We are pleased to close the year with the successful completion of the final workshops of the IMPACT 2025 series (Integrated Monitoring of Pathogens and AMR from Clinical Wastewater), with Cohort 4 (3–5 Nov 2025) and Cohort 5 (15–17 Dec 2025).
With this, we conclude a year-long, five-cohort capacity-building initiative under the TIGS–ICMR partnership, training teams from 57 ICMR-VRDLs across India in the end-to-end workflow of wastewater-based pathogen and AMR surveillance.
The series was inaugurated by Dr. Rakesh Mishra (Director, TIGS) and Dr. L S Shashidhara (Director, NCBS), who highlighted the importance of surveillance capacity and pandemic preparedness. We were fortunate to have the presence of ICMR representatives Dr. Nivedita Gupta, Dr. Jitendra Narayan, and Dr. Anoop Velayudhan, who collectively emphasized the role of wastewater surveillance in addressing AMR and emerging infectious diseases.
The workshops brought together perspectives from science, policy, and practice. Vishwanath S (Biome Environmental Solutions Pvt – India) shared insights on wastewater systems and on-ground sewage infrastructure realities; Dr Tanweer Hussain (IISc) discussed antibiotic–target interactions; and Dr. Sweta Raghavan (Advisor – AMR Action Plan, Government of Karnataka) provided perspectives on AMR action plans and public health policy.

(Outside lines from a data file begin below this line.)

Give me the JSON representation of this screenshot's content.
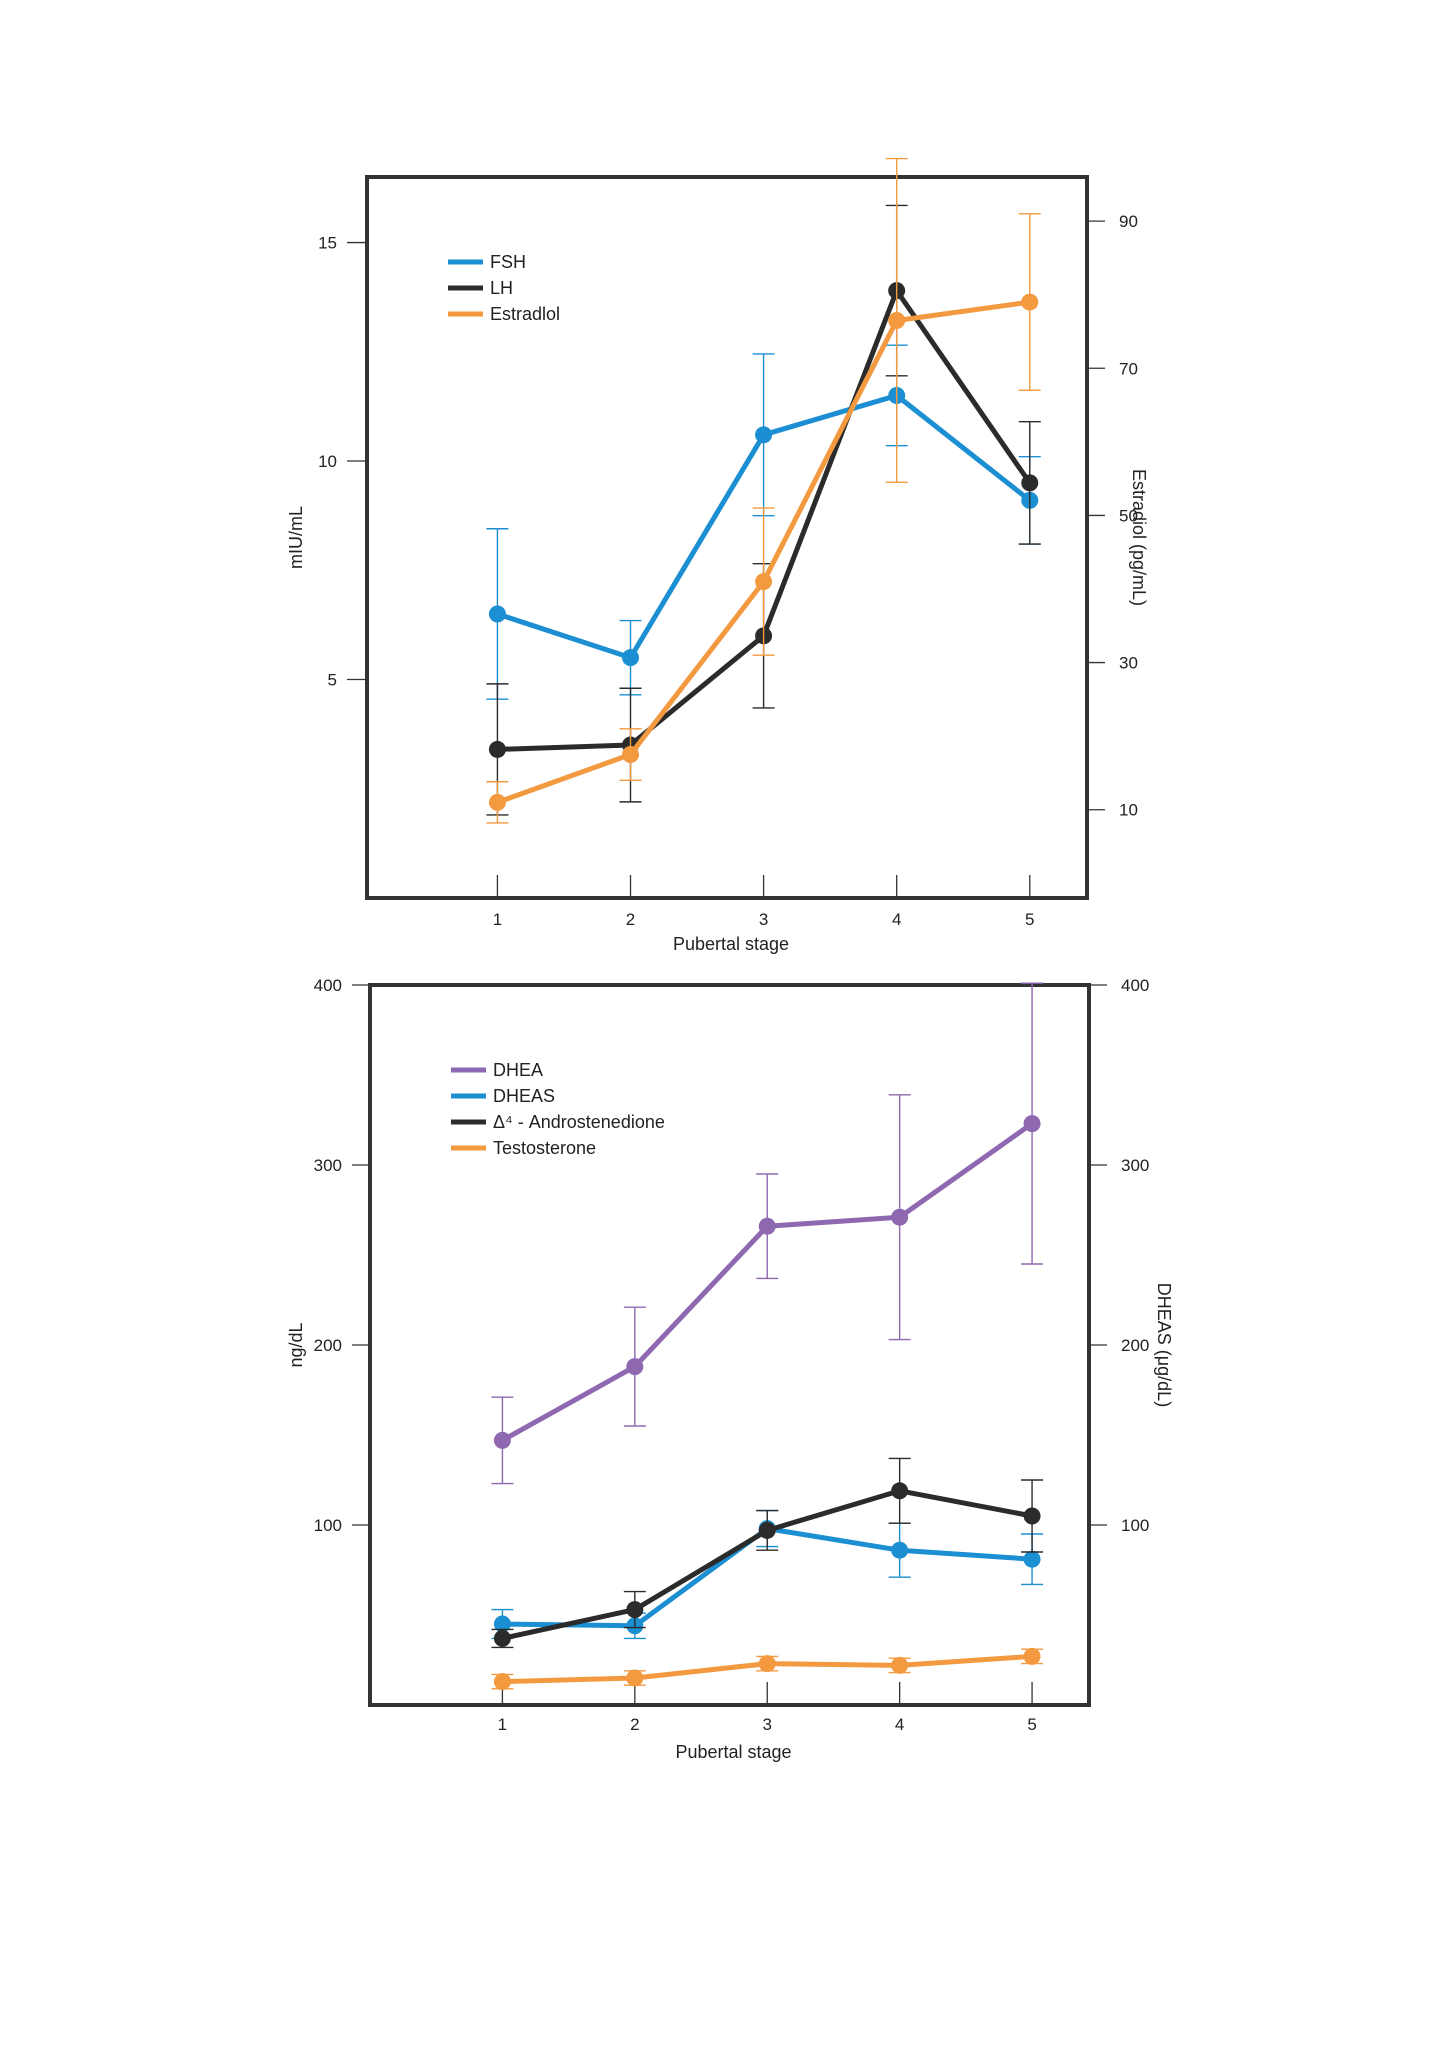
{
  "chart_data": [
    {
      "type": "line",
      "xlabel": "Pubertal stage",
      "ylabel": "mIU/mL",
      "y2label": "Estradiol (pg/mL)",
      "categories": [
        "1",
        "2",
        "3",
        "4",
        "5"
      ],
      "xlim": [
        0.02,
        5.43
      ],
      "ylim": [
        0,
        16.5
      ],
      "y2lim": [
        -2,
        96
      ],
      "yticks": [
        "5",
        "10",
        "15"
      ],
      "y2ticks": [
        "10",
        "30",
        "50",
        "70",
        "90"
      ],
      "legend_position": "top-left",
      "grid": false,
      "series": [
        {
          "name": "FSH",
          "axis": "left",
          "color": "#1b8fd2",
          "values": [
            6.5,
            5.5,
            10.6,
            11.5,
            9.1
          ],
          "err": [
            1.95,
            0.85,
            1.85,
            1.15,
            1.0
          ]
        },
        {
          "name": "LH",
          "axis": "left",
          "color": "#2b2b2b",
          "values": [
            3.4,
            3.5,
            6.0,
            13.9,
            9.5
          ],
          "err": [
            1.5,
            1.3,
            1.65,
            1.95,
            1.4
          ]
        },
        {
          "name": "Estradlol",
          "axis": "right",
          "color": "#f39a41",
          "values": [
            11,
            17.5,
            41,
            76.5,
            79
          ],
          "err": [
            2.8,
            3.5,
            10,
            22,
            12
          ]
        }
      ]
    },
    {
      "type": "line",
      "xlabel": "Pubertal stage",
      "ylabel": "ng/dL",
      "y2label": "DHEAS (μg/dL)",
      "categories": [
        "1",
        "2",
        "3",
        "4",
        "5"
      ],
      "xlim": [
        0.0,
        5.43
      ],
      "ylim": [
        0,
        400
      ],
      "y2lim": [
        0,
        400
      ],
      "yticks": [
        "100",
        "200",
        "300",
        "400"
      ],
      "y2ticks": [
        "100",
        "200",
        "300",
        "400"
      ],
      "legend_position": "top-left",
      "grid": false,
      "series": [
        {
          "name": "DHEA",
          "axis": "left",
          "color": "#8e68b0",
          "values": [
            147,
            188,
            266,
            271,
            323
          ],
          "err": [
            24,
            33,
            29,
            68,
            78
          ]
        },
        {
          "name": "DHEAS",
          "axis": "right",
          "color": "#1b8fd2",
          "values": [
            45,
            44,
            98,
            86,
            81
          ],
          "err": [
            8,
            7,
            10,
            15,
            14
          ]
        },
        {
          "name": "Δ⁴ - Androstenedione",
          "axis": "left",
          "color": "#2b2b2b",
          "values": [
            37,
            53,
            97,
            119,
            105
          ],
          "err": [
            5,
            10,
            11,
            18,
            20
          ]
        },
        {
          "name": "Testosterone",
          "axis": "left",
          "color": "#f39a41",
          "values": [
            13,
            15,
            23,
            22,
            27
          ],
          "err": [
            4,
            4,
            4,
            4,
            4
          ]
        }
      ]
    }
  ]
}
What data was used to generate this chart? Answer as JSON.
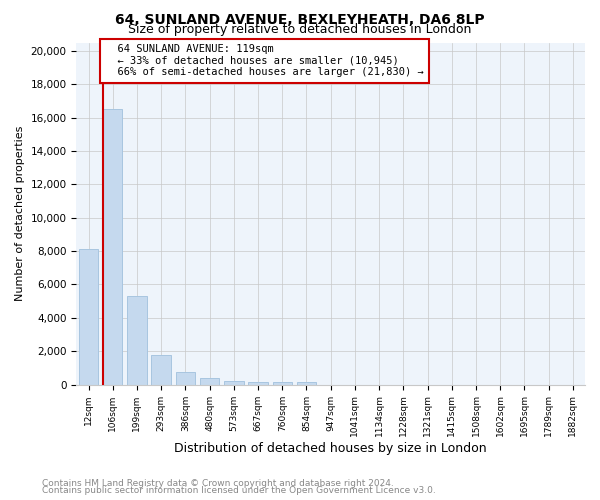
{
  "title1": "64, SUNLAND AVENUE, BEXLEYHEATH, DA6 8LP",
  "title2": "Size of property relative to detached houses in London",
  "xlabel": "Distribution of detached houses by size in London",
  "ylabel": "Number of detached properties",
  "footnote1": "Contains HM Land Registry data © Crown copyright and database right 2024.",
  "footnote2": "Contains public sector information licensed under the Open Government Licence v3.0.",
  "annotation_line1": "64 SUNLAND AVENUE: 119sqm",
  "annotation_line2": "← 33% of detached houses are smaller (10,945)",
  "annotation_line3": "66% of semi-detached houses are larger (21,830) →",
  "categories": [
    "12sqm",
    "106sqm",
    "199sqm",
    "293sqm",
    "386sqm",
    "480sqm",
    "573sqm",
    "667sqm",
    "760sqm",
    "854sqm",
    "947sqm",
    "1041sqm",
    "1134sqm",
    "1228sqm",
    "1321sqm",
    "1415sqm",
    "1508sqm",
    "1602sqm",
    "1695sqm",
    "1789sqm",
    "1882sqm"
  ],
  "values": [
    8100,
    16500,
    5300,
    1800,
    750,
    380,
    230,
    175,
    130,
    165,
    0,
    0,
    0,
    0,
    0,
    0,
    0,
    0,
    0,
    0,
    0
  ],
  "bar_color": "#c5d9ee",
  "bar_edgecolor": "#a8c5e0",
  "plot_bg_color": "#eef4fb",
  "annotation_box_color": "#ffffff",
  "annotation_border_color": "#cc0000",
  "grid_color": "#c8c8c8",
  "background_color": "#ffffff",
  "red_line_bar_index": 1,
  "ylim": [
    0,
    20500
  ],
  "yticks": [
    0,
    2000,
    4000,
    6000,
    8000,
    10000,
    12000,
    14000,
    16000,
    18000,
    20000
  ],
  "footnote_color": "#888888",
  "title1_fontsize": 10,
  "title2_fontsize": 9
}
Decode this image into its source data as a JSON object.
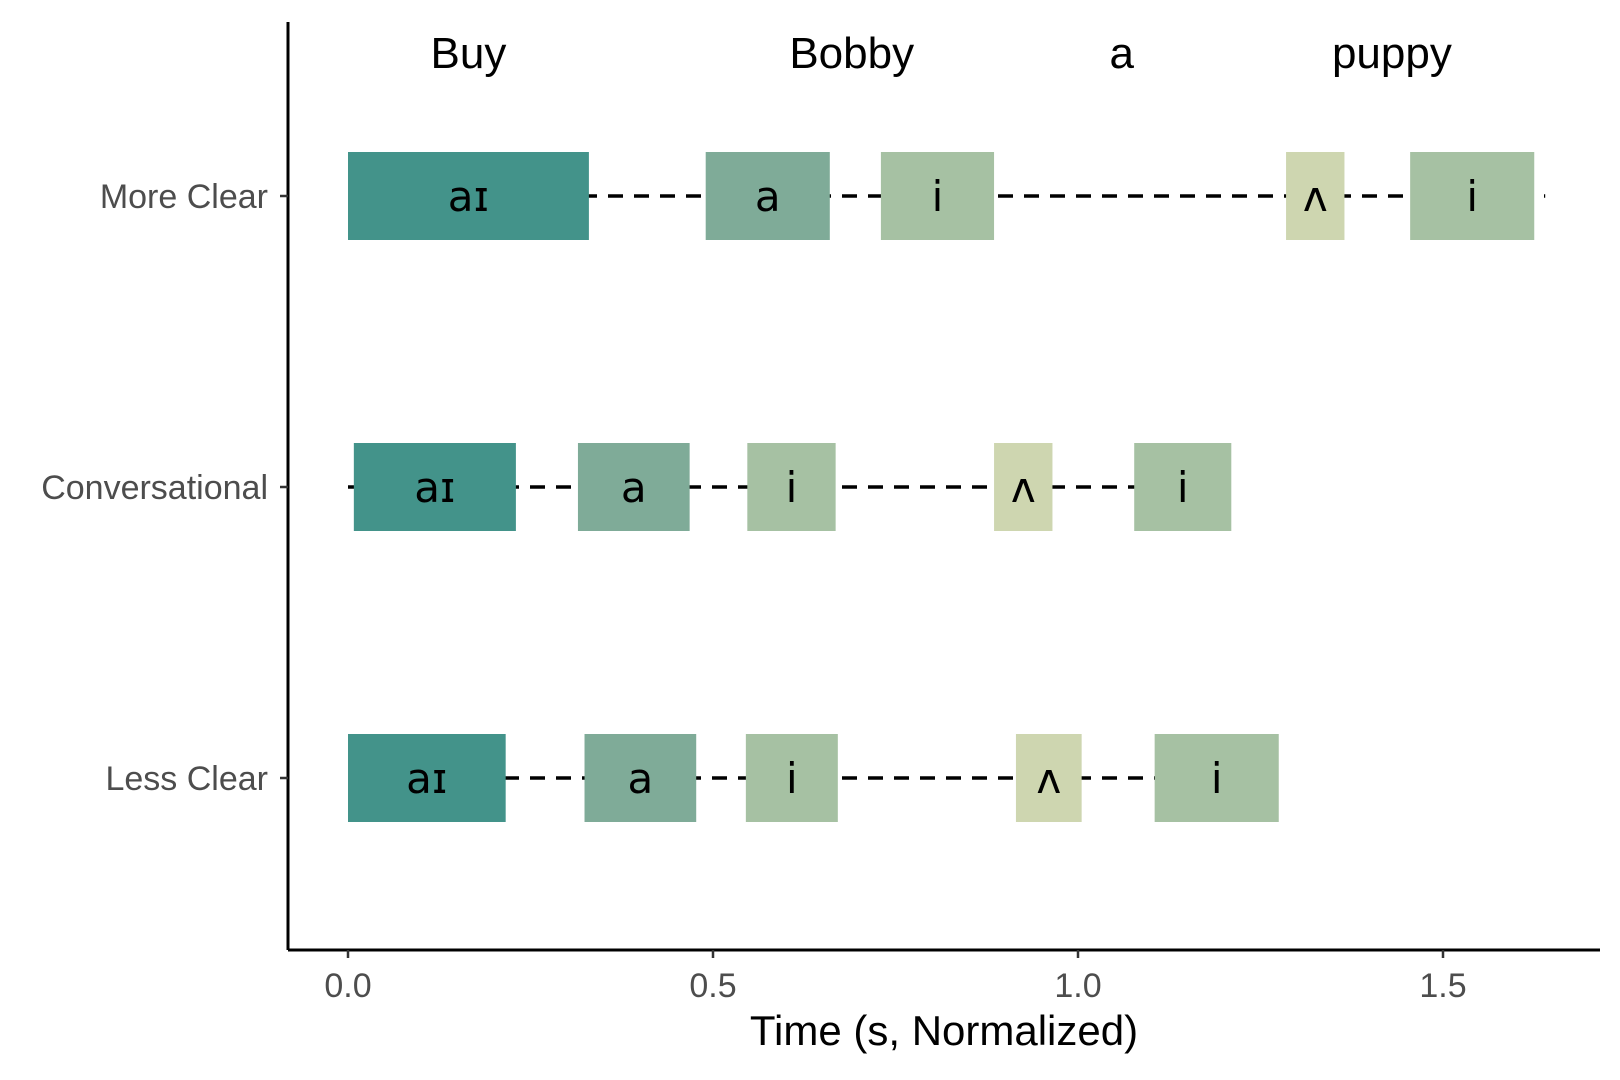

Dr. Shivranjani Moharir led sessions on wastewater metagenomics and targeted qPCR approaches, emphasizing decentralized, data-driven public health action plans. The workshops combined field exposure which included a visit to the Jakkur Sewage Treatment Plant along with hands-on laboratory training, metagenomic data interpretation led by Apoorva Venkatesh and Sreelekshmi R S. Sessions on metagenomic data interpretation were delivered by Manas Madhukar, followed by a session on strategies for scaling and integrating clinical wastewater surveillance across the VRDL network by Dr. Siddharth Bhatia
We were encouraged by reflections from Dr. Shalini Kunhikannan, Ph.D. (NIMHANS), a participant from the first cohort, who shared real-world learnings and data generated through this initiative. The program also included guided lab tours covering BSL-2 facilities, the insectary, and next-generation sequencing infrastructure at the BLiSC, helping participants understand biosafety practices and sequencing pipelines. Interactive learning sessions led by Dr. Sufia Sadaf (Ph.D.) (NCBS-TIFR) further strengthened peer learning across VRDL teams.
We thank all VRDL participants, Indian Council of Medical Research (ICMR) and our knowledge partners APSI-India, National Centre for Biological Sciences (NCBS), and Biome Environmental Solutions Pvt – India for their continued support.
As IMPACT 2025 concludes, the focus now shifts from training to sustained surveillance and actionable public health data, advancing a coordinated, pan-India framework for wastewater-based AMR and pathogen surveillance.